Francisco Pinheiro, o “Chico”, filho de seu Nel e dona Luzia, afinava na mata seca a pé e lá pousava em torno do riacho. O menino franzino, com quase 40 quilos, carregava um “bucado” de peixes. A cada linhada era um monte de peixes na sacola. Além dos peixes que caíam do céu, junto com a chuva, que eram amparados em uma bacia. Ao final da pescaria era hora de partir, apenas na companhia da luz da lua, fugindo dos cachorros que latiam e entregavam a presença do pescador para os donos das terras.
A destreza do menino despertou a atenção de Luci, filha de Miguel e Luiza Barros. As trocas de olhares perduraram ao longo dos anos. O talento e a vontade de criar condições e melhorar o mundo dos moradores também sensibilizaram os trabalhadores responsáveis pela construção da BR-116, que fez a ligação das cidades de Icó e Palmerim. Chico contava com a orientação espiritual da madrinha, Maria Pinheiro, que era benzedeira e parteira. Seu padrinho, Moises Romualdo, era contador de causos, dominava como ninguém as histórias dos últimos cem anos.
Menino Wemerson
Recebeu dos padrinhos e dos pais o apoio para seguir o “trecho”, com a Construtora Mendes Junior, pelos rincões do Brasil. Tinha uns 14 anos de idade. Sem saber ao certo o que iria fazer, em que trabalharia, foi para o mundo. Os causos, as pescas, as caças, a família e o sonho diário de homens e mulheres com os nomes de Francisco, Raimundo, Miguel, Manuel, José, Antônio, Maria, Luiza permaneceram quentes e intensos. Ficaram as cadeiras de balanço e o vento do Aracati, que ao final da noite embalavam as famílias que dormiam também em suas redes. Ficou ainda Luci, com quem começaria a trocar cartas.

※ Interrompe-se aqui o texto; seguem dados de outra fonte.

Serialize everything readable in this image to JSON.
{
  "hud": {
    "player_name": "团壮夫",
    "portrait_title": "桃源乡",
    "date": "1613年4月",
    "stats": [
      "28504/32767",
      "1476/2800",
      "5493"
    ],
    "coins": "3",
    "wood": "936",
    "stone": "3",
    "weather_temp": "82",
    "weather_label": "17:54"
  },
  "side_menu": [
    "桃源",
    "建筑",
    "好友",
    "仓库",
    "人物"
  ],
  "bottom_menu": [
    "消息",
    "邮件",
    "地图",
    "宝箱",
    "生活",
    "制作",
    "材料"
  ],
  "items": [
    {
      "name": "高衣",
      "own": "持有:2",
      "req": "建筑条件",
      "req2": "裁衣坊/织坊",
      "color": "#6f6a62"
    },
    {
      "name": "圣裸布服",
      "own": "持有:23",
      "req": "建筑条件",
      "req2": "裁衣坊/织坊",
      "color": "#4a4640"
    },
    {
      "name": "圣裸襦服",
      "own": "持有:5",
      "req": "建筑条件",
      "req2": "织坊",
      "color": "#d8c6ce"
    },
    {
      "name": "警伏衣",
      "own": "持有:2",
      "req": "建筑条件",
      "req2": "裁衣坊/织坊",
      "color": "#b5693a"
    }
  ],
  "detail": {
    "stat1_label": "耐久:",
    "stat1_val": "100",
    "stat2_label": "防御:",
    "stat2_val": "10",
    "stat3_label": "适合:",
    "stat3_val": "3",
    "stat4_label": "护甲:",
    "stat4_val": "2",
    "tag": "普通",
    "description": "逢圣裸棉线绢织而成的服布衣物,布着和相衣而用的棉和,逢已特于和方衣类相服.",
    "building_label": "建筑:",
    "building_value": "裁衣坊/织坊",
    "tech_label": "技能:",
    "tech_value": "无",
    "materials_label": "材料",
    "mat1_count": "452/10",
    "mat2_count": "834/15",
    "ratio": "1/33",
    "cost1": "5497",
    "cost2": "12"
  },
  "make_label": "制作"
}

Chico começou sua saga, fora de casa, em 1970, desbravando a Transamazônica, seguindo grandes obras pelo Brasil varonil, até chegar a Foz do Iguaçu, no ano de 1975. Na Terra das Cataratas, trabalhou com o projeto em mãos até a conclusão da Usina Hidrelétrica de Itaipu. Os nomes das pessoas, as orientações espirituais e as águas continuaram a ter muito espaço e norte em sua vida. Em 1977, voltou ao vilarejo de Café dos Ovos, lugar mágico, para casar com Luci, a menina da vizinhança com a qual ele trocava olhares.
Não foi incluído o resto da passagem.